В 1862 году Александр II одобрил «Положение о Московском публичном музеуме и Румянцевском музеуме», отныне в Пашковом доме находились первые общедоступные музеи Москвы, состоявшие из восьми отделений: рукописей и редких книг, изящных искусств и древностей, христианских древностей, зоологическое, этнографическое, нумизматическое, минералогическое. Особый интерес вызывала зоологическая коллекция, благо, что по воскресеньям вход был бесплатным.
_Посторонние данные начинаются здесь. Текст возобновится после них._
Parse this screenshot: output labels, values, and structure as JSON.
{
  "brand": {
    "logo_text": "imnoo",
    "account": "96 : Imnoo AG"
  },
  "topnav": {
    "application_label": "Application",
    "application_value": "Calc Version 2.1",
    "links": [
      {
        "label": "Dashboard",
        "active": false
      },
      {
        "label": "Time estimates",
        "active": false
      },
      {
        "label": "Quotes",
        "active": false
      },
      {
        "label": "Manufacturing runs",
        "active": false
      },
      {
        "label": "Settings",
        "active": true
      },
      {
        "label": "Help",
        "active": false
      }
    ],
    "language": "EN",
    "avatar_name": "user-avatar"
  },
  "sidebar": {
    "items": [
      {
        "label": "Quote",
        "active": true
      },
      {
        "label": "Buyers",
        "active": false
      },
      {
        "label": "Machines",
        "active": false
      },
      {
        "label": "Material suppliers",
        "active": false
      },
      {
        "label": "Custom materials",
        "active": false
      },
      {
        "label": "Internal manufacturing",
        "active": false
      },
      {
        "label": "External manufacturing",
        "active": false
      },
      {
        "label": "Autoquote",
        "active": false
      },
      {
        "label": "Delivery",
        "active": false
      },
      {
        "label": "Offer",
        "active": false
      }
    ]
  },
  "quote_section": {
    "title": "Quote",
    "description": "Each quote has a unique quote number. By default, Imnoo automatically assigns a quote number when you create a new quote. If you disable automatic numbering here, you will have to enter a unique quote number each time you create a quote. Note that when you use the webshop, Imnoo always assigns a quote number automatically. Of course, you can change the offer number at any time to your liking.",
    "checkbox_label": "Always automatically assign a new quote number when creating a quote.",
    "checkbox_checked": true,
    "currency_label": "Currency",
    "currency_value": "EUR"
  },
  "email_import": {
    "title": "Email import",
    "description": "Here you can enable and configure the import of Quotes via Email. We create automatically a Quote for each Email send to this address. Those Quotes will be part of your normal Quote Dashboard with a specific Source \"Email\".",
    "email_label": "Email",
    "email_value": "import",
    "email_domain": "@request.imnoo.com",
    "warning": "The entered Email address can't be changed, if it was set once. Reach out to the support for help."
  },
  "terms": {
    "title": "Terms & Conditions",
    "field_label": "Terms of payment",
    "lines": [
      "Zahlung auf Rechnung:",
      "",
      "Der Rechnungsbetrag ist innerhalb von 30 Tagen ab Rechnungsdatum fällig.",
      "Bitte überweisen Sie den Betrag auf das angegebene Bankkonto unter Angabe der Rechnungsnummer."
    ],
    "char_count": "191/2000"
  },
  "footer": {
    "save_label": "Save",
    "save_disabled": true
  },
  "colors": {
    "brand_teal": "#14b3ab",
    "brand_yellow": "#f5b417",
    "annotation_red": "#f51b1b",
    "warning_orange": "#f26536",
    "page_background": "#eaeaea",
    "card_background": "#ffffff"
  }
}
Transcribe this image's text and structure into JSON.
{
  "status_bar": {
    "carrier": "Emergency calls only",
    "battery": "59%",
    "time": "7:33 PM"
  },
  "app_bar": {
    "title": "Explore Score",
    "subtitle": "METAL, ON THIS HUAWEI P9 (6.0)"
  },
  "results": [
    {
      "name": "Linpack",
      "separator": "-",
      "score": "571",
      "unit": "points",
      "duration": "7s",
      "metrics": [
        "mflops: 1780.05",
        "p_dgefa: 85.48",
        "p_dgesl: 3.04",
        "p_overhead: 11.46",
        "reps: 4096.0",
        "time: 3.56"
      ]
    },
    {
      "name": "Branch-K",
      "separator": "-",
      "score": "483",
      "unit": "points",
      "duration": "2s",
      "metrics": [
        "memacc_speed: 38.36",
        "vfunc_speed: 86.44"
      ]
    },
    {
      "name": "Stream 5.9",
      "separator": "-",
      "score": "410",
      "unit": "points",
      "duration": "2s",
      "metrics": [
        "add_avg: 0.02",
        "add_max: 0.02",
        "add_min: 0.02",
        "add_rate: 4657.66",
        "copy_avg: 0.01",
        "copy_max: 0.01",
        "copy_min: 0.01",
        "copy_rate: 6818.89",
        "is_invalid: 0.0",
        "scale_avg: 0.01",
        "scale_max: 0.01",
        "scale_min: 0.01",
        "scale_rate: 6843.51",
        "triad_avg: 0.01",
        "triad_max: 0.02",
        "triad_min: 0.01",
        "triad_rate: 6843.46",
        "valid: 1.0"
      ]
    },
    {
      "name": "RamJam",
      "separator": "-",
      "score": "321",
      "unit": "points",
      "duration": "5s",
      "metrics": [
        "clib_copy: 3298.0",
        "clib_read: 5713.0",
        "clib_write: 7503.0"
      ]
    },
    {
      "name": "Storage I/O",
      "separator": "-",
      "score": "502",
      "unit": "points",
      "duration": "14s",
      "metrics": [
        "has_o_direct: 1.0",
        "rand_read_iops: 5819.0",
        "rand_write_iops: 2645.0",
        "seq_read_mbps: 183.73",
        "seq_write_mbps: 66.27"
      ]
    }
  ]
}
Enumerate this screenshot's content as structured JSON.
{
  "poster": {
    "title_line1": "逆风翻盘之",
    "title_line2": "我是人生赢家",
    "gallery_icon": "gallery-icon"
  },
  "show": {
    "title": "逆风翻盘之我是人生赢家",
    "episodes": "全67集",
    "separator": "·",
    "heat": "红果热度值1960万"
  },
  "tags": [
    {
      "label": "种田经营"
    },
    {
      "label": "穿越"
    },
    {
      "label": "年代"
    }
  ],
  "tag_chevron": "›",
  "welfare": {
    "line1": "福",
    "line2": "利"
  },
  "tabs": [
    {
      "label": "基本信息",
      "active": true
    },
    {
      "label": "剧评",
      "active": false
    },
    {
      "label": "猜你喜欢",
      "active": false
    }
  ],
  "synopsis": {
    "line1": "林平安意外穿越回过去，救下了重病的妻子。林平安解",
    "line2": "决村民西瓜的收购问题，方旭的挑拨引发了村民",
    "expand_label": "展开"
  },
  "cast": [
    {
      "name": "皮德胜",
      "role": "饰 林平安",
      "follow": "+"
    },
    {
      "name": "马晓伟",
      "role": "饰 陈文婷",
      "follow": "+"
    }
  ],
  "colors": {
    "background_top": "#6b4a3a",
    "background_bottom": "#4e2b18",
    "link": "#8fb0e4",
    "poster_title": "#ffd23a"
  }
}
Меценаты и благотворители опекали музеи постоянно. Сохранилось письмо директора музеев В.А. Дашкова министру народного просвещения, написанное в 1870 году. Обеспокоенный «крайне обветшалым» состоянием зданий музеев, Дашков писал, что средств, отпущенных министерством (7226 рублей) для исправления этого положения, явно недостаточно и что он вынужден был обратиться к содействию купца А.А. Захарова. За это император пожаловал «московскому 2-й гильдии купцу, из крестьян, Алексею Захарову, золотую медаль с надписью “За усердие” для ношения на шее на Аннинской ленте за пожертвование его в пользу Московского публичного и Румянцевского музеев».
Учитывая объем даров и подношений от представителей власти и народа, сам факт передачи толстовских рукописей в Румянцевский музей в еще большей степени укрепил его авторитет, выдвинув в число первых просветительских учреждений в Российской империи.